"Very well," I replied steadfastly. "Good or bad, this man, one day, in defiance of the Cardinal's edict against duelling, fought with a young Englishman behind St. Jacques Church. The Englishman had influence, the person of whom I speak had none, and an indifferent name; he was arrested, thrown into the Châtelet, cast for death, left for days to face death. At the last an offer was made to him. If he would seek out and deliver up another man, an outlaw with a price upon his head, he should himself go free."

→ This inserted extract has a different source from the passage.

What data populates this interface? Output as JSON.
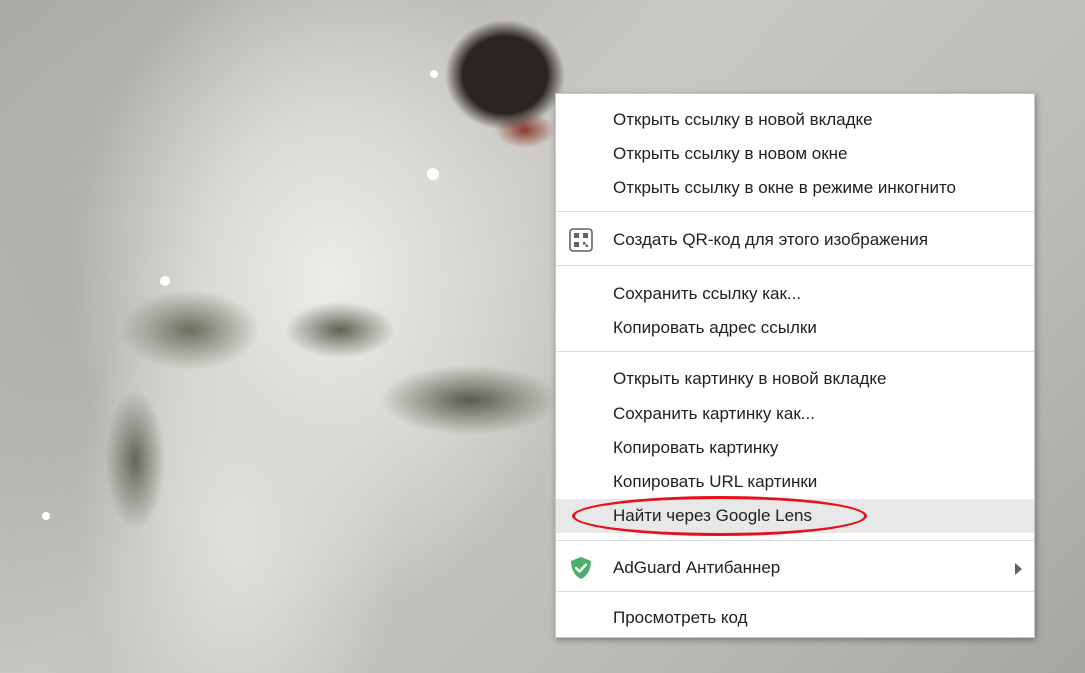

I paused and drew a deep breath. Then I continued, looking not at her, but into the distance: "Mademoiselle, it seems easy now to say what course he should have chosen. It seems hard now to find excuses for him. But there was one thing which I plead for him. The task he was asked to undertake was a dangerous one. He risked, he knew he must risk, and the event proved him right, his life against the life of this unknown man. And--one thing more--there was time before him. The outlaw might be taken by another, might be killed, might die, might--. But there, Mademoiselle, we know what answer this person made. He took the baser course, and on his honour, on his parole, with money supplied to him, went free,--free on the condition that he delivered up this other man."

I paused again, but I did not dare to look at her, and after a moment of silence I resumed. "Some portion of the second half of this story you know, Mademoiselle; but not all. Suffice it that this man came down to a remote village, and there at a risk, but Heaven knows, basely enough, found his way into his victim's home. Once there, his heart began to fail him. Had he found the house garrisoned by men, he might have pressed on to his end with little remorse. But he found there only two helpless, loyal women; and I say again that from the first hour of his entrance he sickened of the work he had in hand. Still he pursued it. He had given his word, and if there was one tradition of his race which this man had never broken, it was that of fidelity to his side; to the man that paid him. But he pursued it with only half his mind, in great misery sometimes, if you will believe me, in agonies of shame. Gradually, however, almost against his will, the drama worked itself out before him, until he needed only one thing."

I looked at Mademoiselle. But her head was averted; I could gather nothing from the outlines of her form. And I went on. "Do not misunderstand me," I said, in a lower voice. "Do not misunderstand what I am going to say next. This is no love story, and can have no ending such as romancers love to set to their tales. But I am bound to mention, Mademoiselle, that this man, who had lived about inns and eating-houses, and at the gaming-tables almost all his days, met here for the first time for years a good woman; and learned by the light of her loyalty and devotion to see what his life had been, and what was the real nature of the work he was doing. I think,--nay, I know--that it added a hundredfold to his misery, that when he learned at last the secret he had come to surprise, he learned it from her lips, and in such a way that had he felt no shame, hell could have been no place for him. But in one thing she misjudged him. She thought, and had reason to think, that the moment he knew her secret he went out, not even closing the door, and used it. But the truth was that, while her words were still in his ears, news came to him that others had the secret; and had he not gone out on the instant, and done what he did, and forestalled them, M. de Cocheforêt would have been taken, but by others."

Mademoiselle broke her long silence so suddenly that her horse sprang forward. "Would to Heaven he had!" she wailed.

"Been taken by others?" I exclaimed, startled out of my false composure.

"Oh, yes, yes!" she answered passionately. "Why did you not tell me? Why did you not confess to me even then? I--oh, no more! No more!" she continued, in a piteous voice. "I have heard enough. You are racking my heart, M. de Berault. Some day I will ask God to give me strength to forgive you."

"But you have not heard me out," I replied.

"I want to hear no more," she answered, in a voice she vainly strove to render steady. "To what end? Can I say more than I have said? Did you think I could forgive you now--with him behind us going to his death? Oh, no, no!" she continued. "Leave me! I implore you to leave me. I am not well."

She drooped over her horse's neck as she spoke and began to weep so passionately that the tears ran down her cheeks under her mask, and fell and sparkled like dew on the mane before her; while her sobs shook her so painfully that I thought she must fall. I stretched out my hand instinctively to give her help; but she shrank from me. "No!" she gasped, between her sobs. "Do not touch me. There is too much between us."